2026-05-27 01:50:38 +00:00 · 2025-07-04 15:57:52 +03:00
parent 5f2d476a58
commit bd46dd60a0
2 changed files with 21 additions and 5 deletions
--- a/pgxn/neon/communicator/src/worker_process/main_loop.rs
+++ b/pgxn/neon/communicator/src/worker_process/main_loop.rs
@@ -214,8 +214,23 @@ impl<'t> CommunicatorWorkerProcessStruct<'t> {
            // Spawn a separate task for every request. That's a little excessive for requests that
            // can be quickly satisfied from the cache, but we expect that to be rare, because the
            // requesting backend would have already checked the cache.
-            tokio::spawn(async {
-                let result = self.handle_request(slot.get_request()).await;
+            tokio::spawn(async move {
+                let request_id = slot.get_request().request_id();
+                trace!("spawned task to process request {request_id} at slot {request_idx}");
+
+		// FIXME: as a temporary hack, abort request if we don't get a response promptly.
+		// Lots of regression tests are getting stuck and failing at the moment,
+		// this makes them fail a little faster, which it faster to iterate.
+		// This needs to be removed once more regression tests are passing.
+                // See also similar hack in the backend code, in wait_request_completion()
+                let result = tokio::time::timeout(
+                    tokio::time::Duration::from_secs(30),
+                    self.handle_request(slot.get_request())
+                ).await.unwrap_or_else(|_elapsed| {
+                    info!("request {request_id} timed out");
+                    NeonIOResult::Error(libc::ETIMEDOUT)
+                });
+                trace!("request {request_id} at slot {request_idx} completed");
                let owner_procno = slot.get_owner_procno();

                // Ok, we have completed the IO. Mark the request as completed.

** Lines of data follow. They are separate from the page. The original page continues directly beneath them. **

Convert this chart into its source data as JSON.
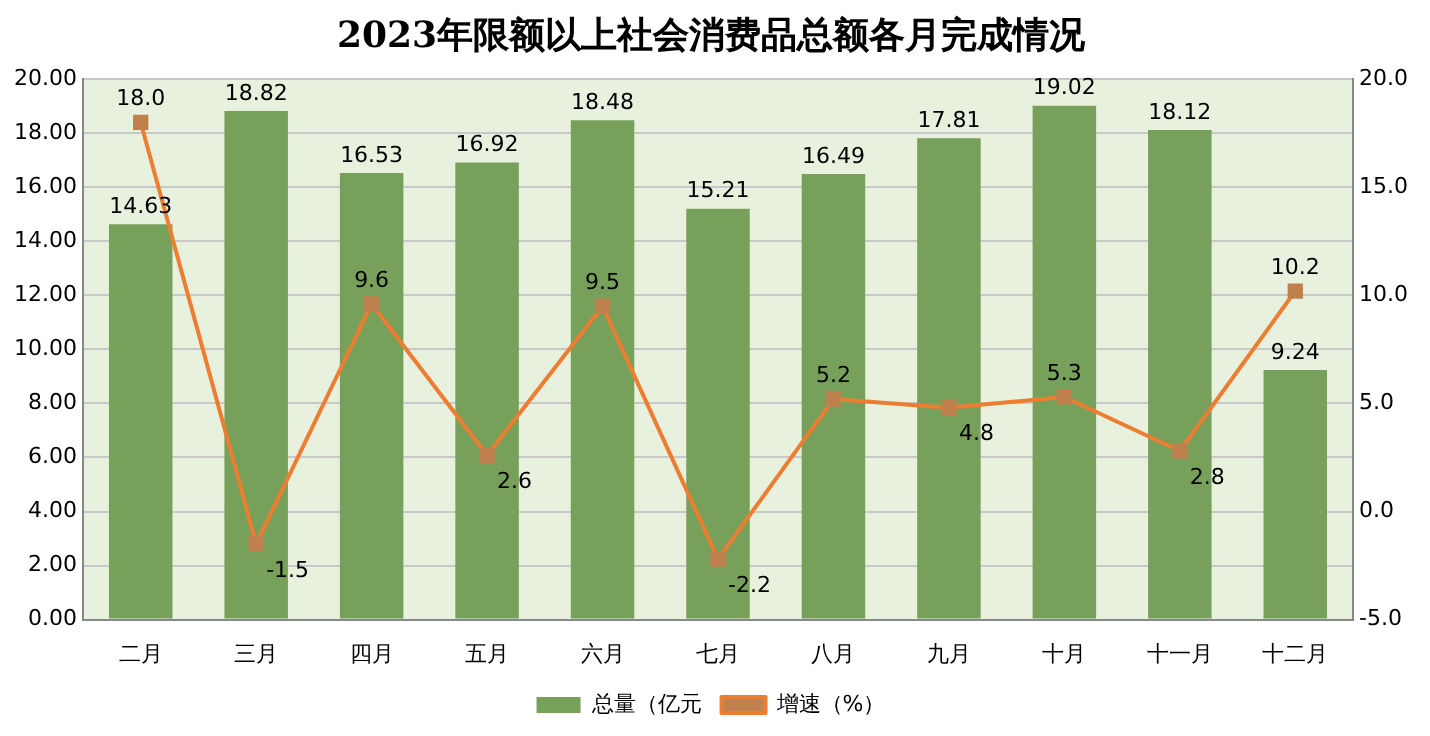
{
  "chart_data": {
    "type": "bar",
    "title": "2023年限额以上社会消费品总额各月完成情况",
    "categories": [
      "二月",
      "三月",
      "四月",
      "五月",
      "六月",
      "七月",
      "八月",
      "九月",
      "十月",
      "十一月",
      "十二月"
    ],
    "series": [
      {
        "name": "总量（亿元",
        "color": "#77a05a",
        "values": [
          14.63,
          18.82,
          16.53,
          16.92,
          18.48,
          15.21,
          16.49,
          17.81,
          19.02,
          18.12,
          9.24
        ],
        "value_labels": [
          "14.63",
          "18.82",
          "16.53",
          "16.92",
          "18.48",
          "15.21",
          "16.49",
          "17.81",
          "19.02",
          "18.12",
          "9.24"
        ]
      },
      {
        "name": "增速（%）",
        "type": "line",
        "axis": "y2",
        "color": "#ed7d31",
        "values": [
          18.0,
          -1.5,
          9.6,
          2.6,
          9.5,
          -2.2,
          5.2,
          4.8,
          5.3,
          2.8,
          10.2
        ],
        "value_labels": [
          "18.0",
          "-1.5",
          "9.6",
          "2.6",
          "9.5",
          "-2.2",
          "5.2",
          "4.8",
          "5.3",
          "2.8",
          "10.2"
        ]
      }
    ],
    "ylim": [
      0,
      20
    ],
    "yticks": [
      {
        "value": 0,
        "label": "0.00"
      },
      {
        "value": 2,
        "label": "2.00"
      },
      {
        "value": 4,
        "label": "4.00"
      },
      {
        "value": 6,
        "label": "6.00"
      },
      {
        "value": 8,
        "label": "8.00"
      },
      {
        "value": 10,
        "label": "10.00"
      },
      {
        "value": 12,
        "label": "12.00"
      },
      {
        "value": 14,
        "label": "14.00"
      },
      {
        "value": 16,
        "label": "16.00"
      },
      {
        "value": 18,
        "label": "18.00"
      },
      {
        "value": 20,
        "label": "20.00"
      }
    ],
    "y2lim": [
      -5,
      20
    ],
    "y2ticks": [
      {
        "value": -5,
        "label": "-5.0"
      },
      {
        "value": 0,
        "label": "0.0"
      },
      {
        "value": 5,
        "label": "5.0"
      },
      {
        "value": 10,
        "label": "10.0"
      },
      {
        "value": 15,
        "label": "15.0"
      },
      {
        "value": 20,
        "label": "20.0"
      }
    ],
    "grid": "y",
    "legend": "bottom",
    "marker": "square",
    "line_style": "solid"
  }
}
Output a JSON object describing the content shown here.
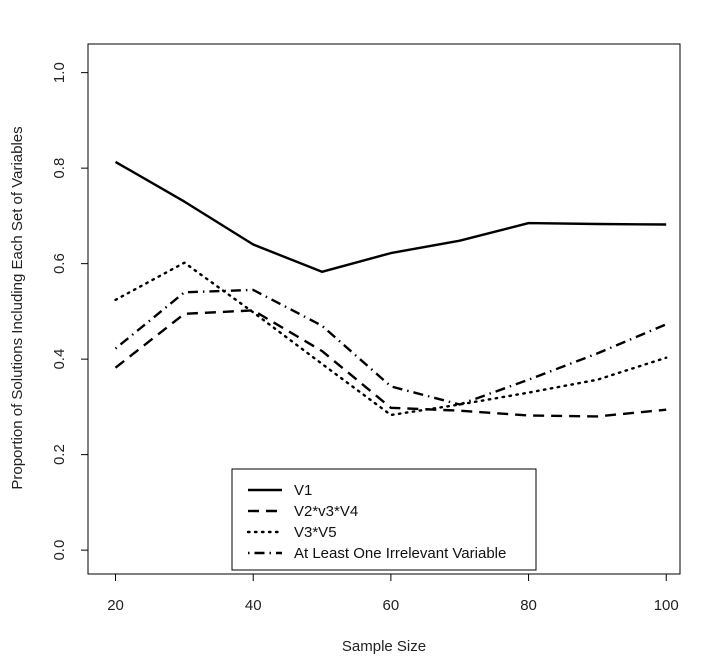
{
  "chart_data": {
    "type": "line",
    "xlabel": "Sample Size",
    "ylabel": "Proportion of Solutions Including Each Set of Variables",
    "xlim": [
      16,
      102
    ],
    "ylim": [
      -0.05,
      1.06
    ],
    "x_ticks": [
      20,
      40,
      60,
      80,
      100
    ],
    "y_ticks": [
      0.0,
      0.2,
      0.4,
      0.6,
      0.8,
      1.0
    ],
    "x_tick_labels": [
      "20",
      "40",
      "60",
      "80",
      "100"
    ],
    "y_tick_labels": [
      "0.0",
      "0.2",
      "0.4",
      "0.6",
      "0.8",
      "1.0"
    ],
    "grid": false,
    "legend_position": "bottom-center",
    "x": [
      20,
      30,
      40,
      50,
      60,
      70,
      80,
      90,
      100
    ],
    "series": [
      {
        "name": "V1",
        "line_style": "solid",
        "values": [
          0.813,
          0.73,
          0.64,
          0.583,
          0.622,
          0.648,
          0.685,
          0.683,
          0.682
        ]
      },
      {
        "name": "V2*v3*V4",
        "line_style": "dashed",
        "values": [
          0.382,
          0.495,
          0.502,
          0.417,
          0.298,
          0.292,
          0.282,
          0.28,
          0.294
        ]
      },
      {
        "name": "V3*V5",
        "line_style": "dotted",
        "values": [
          0.524,
          0.602,
          0.498,
          0.39,
          0.283,
          0.305,
          0.33,
          0.357,
          0.403
        ]
      },
      {
        "name": "At Least One Irrelevant Variable",
        "line_style": "dotdash",
        "values": [
          0.422,
          0.54,
          0.545,
          0.47,
          0.343,
          0.305,
          0.357,
          0.412,
          0.473
        ]
      }
    ]
  }
}
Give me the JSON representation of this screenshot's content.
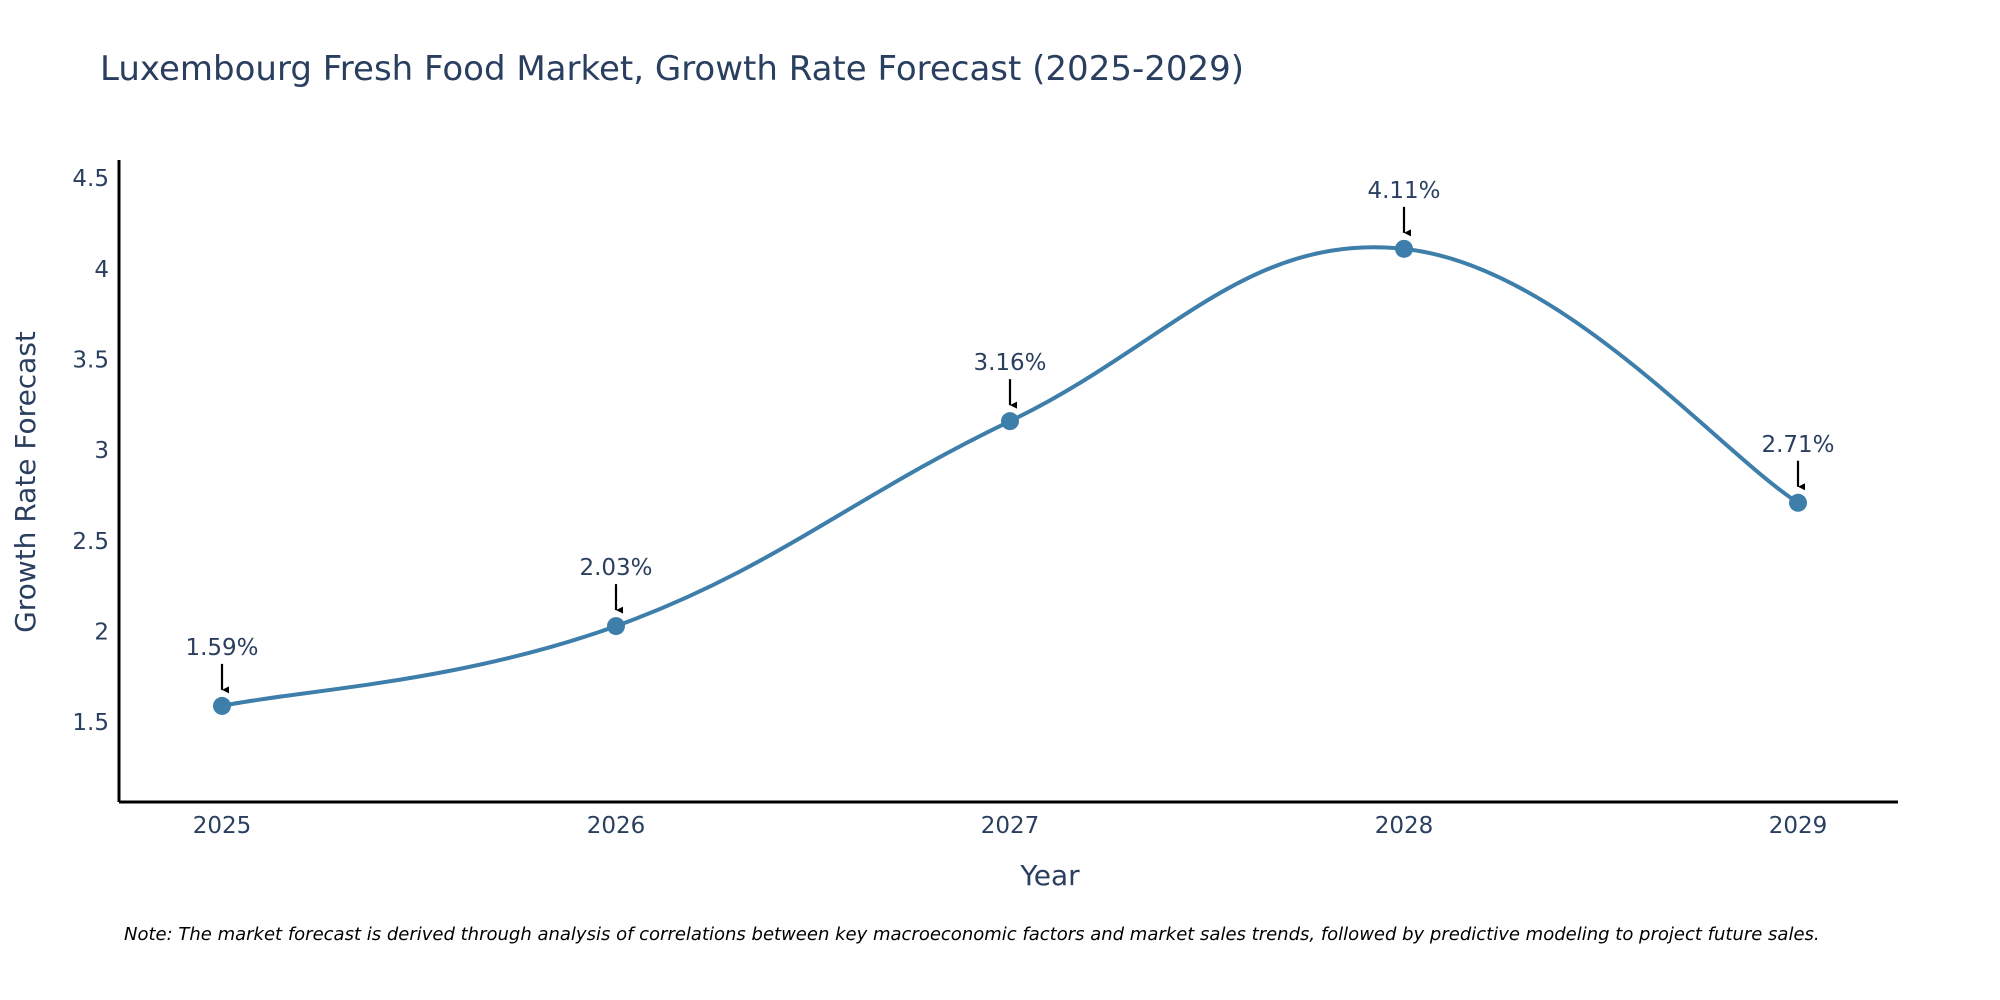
{
  "chart_data": {
    "type": "line",
    "title": "Luxembourg Fresh Food Market, Growth Rate Forecast (2025-2029)",
    "xlabel": "Year",
    "ylabel": "Growth Rate Forecast",
    "categories": [
      "2025",
      "2026",
      "2027",
      "2028",
      "2029"
    ],
    "values": [
      1.59,
      2.03,
      3.16,
      4.11,
      2.71
    ],
    "data_labels": [
      "1.59%",
      "2.03%",
      "3.16%",
      "4.11%",
      "2.71%"
    ],
    "y_ticks": [
      1.5,
      2,
      2.5,
      3,
      3.5,
      4,
      4.5
    ],
    "y_tick_labels": [
      "1.5",
      "2",
      "2.5",
      "3",
      "3.5",
      "4",
      "4.5"
    ],
    "ylim": [
      1.06,
      4.6
    ],
    "grid": false,
    "line_shape": "spline",
    "line_color": "#3d7eaa",
    "marker_color": "#3d7eaa",
    "arrow_color": "#000000",
    "note": "Note: The market forecast is derived through analysis of correlations between key macroeconomic factors and market sales trends, followed by predictive modeling to project future sales."
  }
}
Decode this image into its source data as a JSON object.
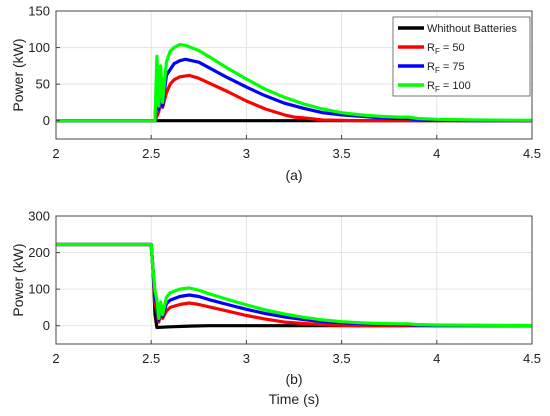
{
  "chart_data": [
    {
      "type": "line",
      "caption": "(a)",
      "title": "",
      "xlabel": "",
      "ylabel": "Power (kW)",
      "xlim": [
        2,
        4.5
      ],
      "ylim": [
        -25,
        150
      ],
      "xticks": [
        "2",
        "2.5",
        "3",
        "3.5",
        "4",
        "4.5"
      ],
      "xtick_values": [
        2,
        2.5,
        3,
        3.5,
        4,
        4.5
      ],
      "yticks": [
        "0",
        "50",
        "100",
        "150"
      ],
      "ytick_values": [
        0,
        50,
        100,
        150
      ],
      "grid": true,
      "legend_position": "top-right",
      "legend": [
        {
          "main": "Whithout Batteries",
          "sub": "",
          "suffix": "",
          "color": "#000000"
        },
        {
          "main": "R",
          "sub": "F",
          "suffix": " = 50",
          "color": "#ff0000"
        },
        {
          "main": "R",
          "sub": "F",
          "suffix": " = 75",
          "color": "#0000ff"
        },
        {
          "main": "R",
          "sub": "F",
          "suffix": " = 100",
          "color": "#00ff00"
        }
      ],
      "series": [
        {
          "color": "#000000",
          "x": [
            2,
            2.5,
            3,
            3.5,
            4,
            4.5
          ],
          "y": [
            0,
            0,
            0,
            0,
            0,
            0
          ]
        },
        {
          "color": "#ff0000",
          "x": [
            2,
            2.5,
            2.52,
            2.54,
            2.55,
            2.56,
            2.58,
            2.6,
            2.62,
            2.65,
            2.7,
            2.75,
            2.8,
            2.9,
            3.0,
            3.1,
            3.2,
            3.25,
            3.3,
            3.4,
            3.5,
            3.6,
            3.8,
            4.0,
            4.5
          ],
          "y": [
            0,
            0,
            0,
            12,
            30,
            18,
            38,
            50,
            56,
            60,
            62,
            58,
            52,
            40,
            27,
            16,
            8,
            5,
            4,
            1,
            0.5,
            0,
            0,
            0,
            0
          ]
        },
        {
          "color": "#0000ff",
          "x": [
            2,
            2.5,
            2.52,
            2.53,
            2.54,
            2.55,
            2.56,
            2.58,
            2.6,
            2.62,
            2.65,
            2.68,
            2.75,
            2.8,
            2.9,
            3.0,
            3.1,
            3.2,
            3.3,
            3.4,
            3.5,
            3.6,
            3.7,
            3.8,
            3.85,
            3.9,
            4.0,
            4.2,
            4.5
          ],
          "y": [
            0,
            0,
            0,
            55,
            15,
            45,
            20,
            62,
            70,
            78,
            82,
            84,
            80,
            73,
            59,
            46,
            34,
            24,
            17,
            11,
            8,
            6,
            4,
            3,
            3,
            1,
            0.5,
            0,
            0
          ]
        },
        {
          "color": "#00ff00",
          "x": [
            2,
            2.5,
            2.52,
            2.53,
            2.54,
            2.55,
            2.56,
            2.58,
            2.6,
            2.62,
            2.65,
            2.68,
            2.75,
            2.8,
            2.9,
            3.0,
            3.1,
            3.2,
            3.3,
            3.4,
            3.5,
            3.6,
            3.7,
            3.8,
            3.85,
            3.9,
            4.0,
            4.2,
            4.5
          ],
          "y": [
            0,
            0,
            0,
            88,
            20,
            75,
            25,
            80,
            95,
            100,
            104,
            103,
            96,
            88,
            72,
            57,
            43,
            32,
            23,
            16,
            11,
            8,
            6,
            5,
            5,
            3,
            2,
            1,
            0.5
          ]
        }
      ]
    },
    {
      "type": "line",
      "caption": "(b)",
      "title": "",
      "xlabel": "Time (s)",
      "ylabel": "Power (kW)",
      "xlim": [
        2,
        4.5
      ],
      "ylim": [
        -50,
        300
      ],
      "xticks": [
        "2",
        "2.5",
        "3",
        "3.5",
        "4",
        "4.5"
      ],
      "xtick_values": [
        2,
        2.5,
        3,
        3.5,
        4,
        4.5
      ],
      "yticks": [
        "0",
        "100",
        "200",
        "300"
      ],
      "ytick_values": [
        0,
        100,
        200,
        300
      ],
      "grid": true,
      "series": [
        {
          "color": "#000000",
          "x": [
            2,
            2.5,
            2.51,
            2.52,
            2.53,
            2.56,
            2.6,
            2.7,
            2.8,
            3.0,
            3.5,
            4.5
          ],
          "y": [
            222,
            222,
            150,
            30,
            -5,
            -4,
            -3,
            -1,
            0,
            0,
            0,
            0
          ]
        },
        {
          "color": "#ff0000",
          "x": [
            2,
            2.5,
            2.51,
            2.52,
            2.53,
            2.54,
            2.55,
            2.56,
            2.58,
            2.6,
            2.65,
            2.7,
            2.75,
            2.8,
            2.9,
            3.0,
            3.1,
            3.2,
            3.3,
            3.4,
            3.5,
            3.6,
            3.8,
            4.0,
            4.5
          ],
          "y": [
            222,
            222,
            150,
            60,
            40,
            10,
            35,
            20,
            40,
            50,
            58,
            62,
            58,
            52,
            40,
            28,
            18,
            10,
            6,
            3,
            1,
            0,
            0,
            0,
            0
          ]
        },
        {
          "color": "#0000ff",
          "x": [
            2,
            2.5,
            2.51,
            2.52,
            2.53,
            2.54,
            2.55,
            2.56,
            2.58,
            2.6,
            2.65,
            2.7,
            2.75,
            2.8,
            2.9,
            3.0,
            3.1,
            3.2,
            3.3,
            3.4,
            3.5,
            3.6,
            3.7,
            3.8,
            3.85,
            3.9,
            4.0,
            4.5
          ],
          "y": [
            222,
            222,
            150,
            80,
            55,
            15,
            50,
            25,
            60,
            70,
            80,
            84,
            80,
            72,
            58,
            45,
            33,
            24,
            17,
            11,
            8,
            6,
            4,
            3,
            3,
            1,
            0.5,
            0
          ]
        },
        {
          "color": "#00ff00",
          "x": [
            2,
            2.5,
            2.51,
            2.52,
            2.53,
            2.54,
            2.55,
            2.56,
            2.58,
            2.6,
            2.65,
            2.7,
            2.75,
            2.8,
            2.9,
            3.0,
            3.1,
            3.2,
            3.3,
            3.4,
            3.5,
            3.6,
            3.7,
            3.8,
            3.85,
            3.9,
            4.0,
            4.5
          ],
          "y": [
            222,
            222,
            150,
            95,
            70,
            20,
            65,
            30,
            78,
            90,
            100,
            103,
            97,
            88,
            72,
            57,
            43,
            32,
            23,
            16,
            11,
            8,
            6,
            5,
            5,
            3,
            2,
            0.5
          ]
        }
      ]
    }
  ]
}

After that,
--- a/pgxn/neon/communicator_new.c
+++ b/pgxn/neon/communicator_new.c
@@ -571,9 +571,10 @@ start_request(NeonIORequest *request, struct NeonIOResult *immediate_result_p)
 	if (request_idx == -1)
 	{
 		/* -1 means the request was satisfied immediately. */
+		elog(LOG, "communicator request %lu was satisfied immediately", request->rel_exists.request_id);
 		return -1;
 	}
-	elog(DEBUG5, "sent request with idx %d: tag %d", request_idx, request->tag);
+	elog(LOG, "started communicator request %lu at slot %d", request->rel_exists.request_id, request_idx);
 	return request_idx;
 }

@@ -611,9 +612,9 @@ wait_request_completion(int request_idx, struct NeonIOResult *result_p)
 			 * This needs to be removed once more regression tests are passing.
 			 */
 			now = GetCurrentTimestamp();
-			if (now - start_time > 30 * 1000 * 1000)
+			if (now - start_time > 60 * 1000 * 1000)
 			{
-				elog(PANIC, "timed out waiting for response from communicator process");
+				elog(PANIC, "timed out waiting for response from communicator process at slot %d", request_idx);
 			}

 			(void) WaitLatch(MyIOCompletionLatch,